According to Roy Morgan, around 1.57 million Australian, representing 30.2% of mortgage holders were considered “at risk” of mortgage stress over the three-month period to August 2023.
The current number of Australians at risk of mortgage stress is now at its highest level, surpassing the previous record achieved in July 2023.
However, the share of mortgage holders at risk remains below the record highs reached during the Global Financial Crisis — in mid-2008, a record high of 35.6% of all home loan borrowers were in mortgage stress.
Since the Reserve Bank of Australia started increasing rates in May 2022, the number of Australians considered at risk increased by 759,000. The cash rate, which currently sits at 4.1%, is at its highest level since May 2012.
Meanwhile, the number of mortgage holders considered “extremely at risk”, has now increased to 1,066,000 or 21%, now significantly above the long-term average over the last 15 years of 15.3%.
Roy Morgan CEO Michele Levine said it is always crucial to note that interest rates are only one of the variables that determines whether a mortgage holder is considered at risk.
“The variable that has the largest impact on whether a borrower falls into the ‘at risk’ category is related to household income – which is directly related to employment,” she said.
According to Roy Morgan’s latest estimates, unemployment in August is increasing by up to 11%.
Furthermore, a total of one in five Australian workers are either unemployed or under-employed, equivalent to around 3.1 million workers.
“While all eyes are on interest rates the greatest impact on an individual, or household’s, ability to pay their mortgage is not interest rates, it’s if they lose their job or main source of income,” Ms Levine said.
Owner-occupier lending back to pre-pandemic levels
Latest figures from the Australian Bureau of Statistics showed an increase in the number of new owner-occupier loan commitments for dwellings in August, up 2.5%.

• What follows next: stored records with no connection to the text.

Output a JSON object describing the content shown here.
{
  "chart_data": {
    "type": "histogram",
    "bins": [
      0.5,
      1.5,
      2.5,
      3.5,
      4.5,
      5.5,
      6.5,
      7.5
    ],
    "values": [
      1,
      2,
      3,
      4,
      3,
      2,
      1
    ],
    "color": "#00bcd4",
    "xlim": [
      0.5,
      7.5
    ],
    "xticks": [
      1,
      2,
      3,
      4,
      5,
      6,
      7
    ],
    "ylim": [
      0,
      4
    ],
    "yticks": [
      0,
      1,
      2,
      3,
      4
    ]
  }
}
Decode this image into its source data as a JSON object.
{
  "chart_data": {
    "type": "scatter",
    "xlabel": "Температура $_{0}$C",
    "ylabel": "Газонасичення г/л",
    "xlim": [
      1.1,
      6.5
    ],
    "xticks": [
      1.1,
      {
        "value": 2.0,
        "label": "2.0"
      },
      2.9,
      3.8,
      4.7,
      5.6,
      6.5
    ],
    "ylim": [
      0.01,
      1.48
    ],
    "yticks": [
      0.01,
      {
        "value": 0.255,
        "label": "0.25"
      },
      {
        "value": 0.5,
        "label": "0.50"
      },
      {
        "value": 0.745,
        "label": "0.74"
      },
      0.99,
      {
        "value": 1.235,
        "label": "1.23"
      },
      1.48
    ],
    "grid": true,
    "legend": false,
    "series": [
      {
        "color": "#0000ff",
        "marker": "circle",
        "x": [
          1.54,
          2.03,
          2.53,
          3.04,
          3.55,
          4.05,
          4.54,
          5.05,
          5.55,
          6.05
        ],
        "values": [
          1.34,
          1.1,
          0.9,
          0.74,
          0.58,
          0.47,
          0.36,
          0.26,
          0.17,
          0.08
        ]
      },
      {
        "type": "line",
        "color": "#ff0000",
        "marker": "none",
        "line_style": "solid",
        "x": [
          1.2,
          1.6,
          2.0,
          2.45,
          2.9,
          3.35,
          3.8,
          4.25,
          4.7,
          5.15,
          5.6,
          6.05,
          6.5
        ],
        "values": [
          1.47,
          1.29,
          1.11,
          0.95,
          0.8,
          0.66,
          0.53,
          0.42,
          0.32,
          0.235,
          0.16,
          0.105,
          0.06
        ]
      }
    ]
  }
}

The number of financing commitments from owner-occupiers, however, remained 12.3% lower compared to last year.
Since February 2023, the number of new owner-occupier loans has reverted to pre-COVID-19 pandemic levels, significantly lower than the peak observed in January 2021.
Among investors, the value of housing finance commitment increased 1.6% over the month.
Over the month, the number of refinanced owner-occupier loan commitments between lenders declined 5.4%, after reaching an all-time high in July.
Across the personal finance segment, the value of new loan commitments for total fixed term loans increased 6.1% to $2.5bn, driven by a 5.9% boost in vehicle financing.